XCORE-200


The xCORE200 is a 32-bit processor designed by XMOS, featuring support for two tiles with up to 8 concurrent threads each. It was launched in March 2015, and available as of June 2015 running at 500 MHz. Each thread can run at up to 100 MHz, and threads may be able to execute 2 instructions in a clock cycle. Five threads follow each other through the pipeline, resulting in a top speed of 2000 MIPS, and a speed of at least 1000 MIPS. The issue slots for each tile are equally distributed over all active threads on that tile. This allows the use of extra threads in order to hide latency. The XCORE-200 processor is used for, amongst others, voice interfaces and audio connectivity.

Description

An xCORE200 node comprises two physical cores and a switch. The execution core has a data path, a memory, and register banks for eight threads. The switches of two or more xCORE200 nodes can be connected using links, whereupon threads on all of the cores can communicate with each other by exchanging messages through the switches. The switching mechanism is abstracted by means of a channel, a virtual connection between two threads.
The switch has eight external links, permitting a maximum throughput of 3.2 GBits/s to other cores.
An XCORE200 node also has a USB PHY and an RGMII interface. The former enables a direct connection with a USB connector, the latter enables a connection to a gigabit Ethernet PHY.
xCORE200 devices with up to 16 threads comprise a single xCORE200 node; xCORE200 devices with 24 or 32 threads comprises two xCORE200 nodes connected by means of four links. The multithreaded nature of the XCORE200 enables programs to run deterministically, enabling it to emulate functions that would otherwise be implemented in hardware.

Instruction set architecture

xCORE200 processors implement the XS2 architecture. Each thread has access to 12 general purpose registers, and a standard 3-operand instruction set is used for programming the thread. The instruction set is encoded densely, encoding most instructions in 16 bits, where 11 bits are used for specifying 3 operands, and 5 bits are used to encode the opcode.
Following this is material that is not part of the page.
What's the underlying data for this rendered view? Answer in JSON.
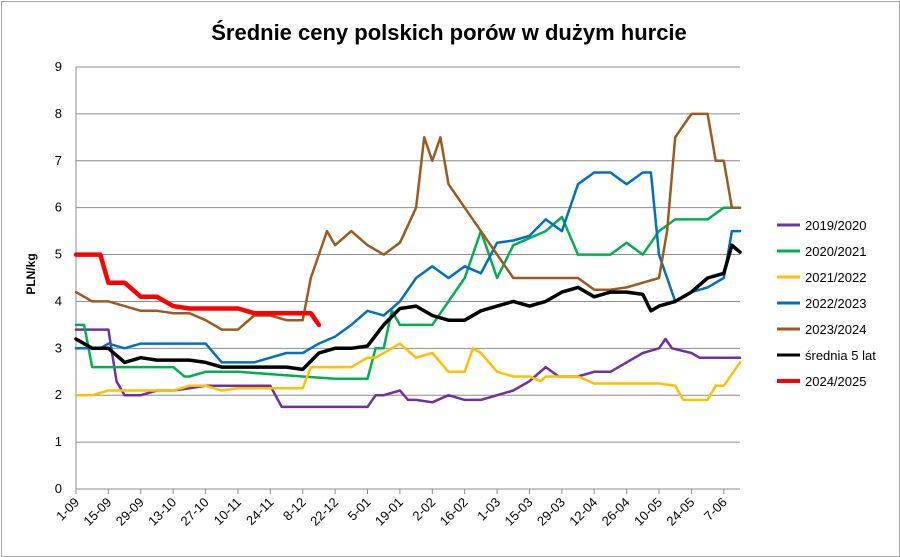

Less frequently used instructions are encoded in 32 bits.
The instruction set is a load-store instruction set.
All instructions execute in a single cycle. If an instruction does not need data from memory, the instruction will prefetch a word of instructions. This acts like a very small instruction cache, but its behaviour can be predicted at compile time, making timing behaviour as predictable as functional behaviour.
The XS2 is an event driven processor which enables the processor to stop a thread and restart it when an event is ready. In addition, a thread may be interrupted in order to deal with some external events.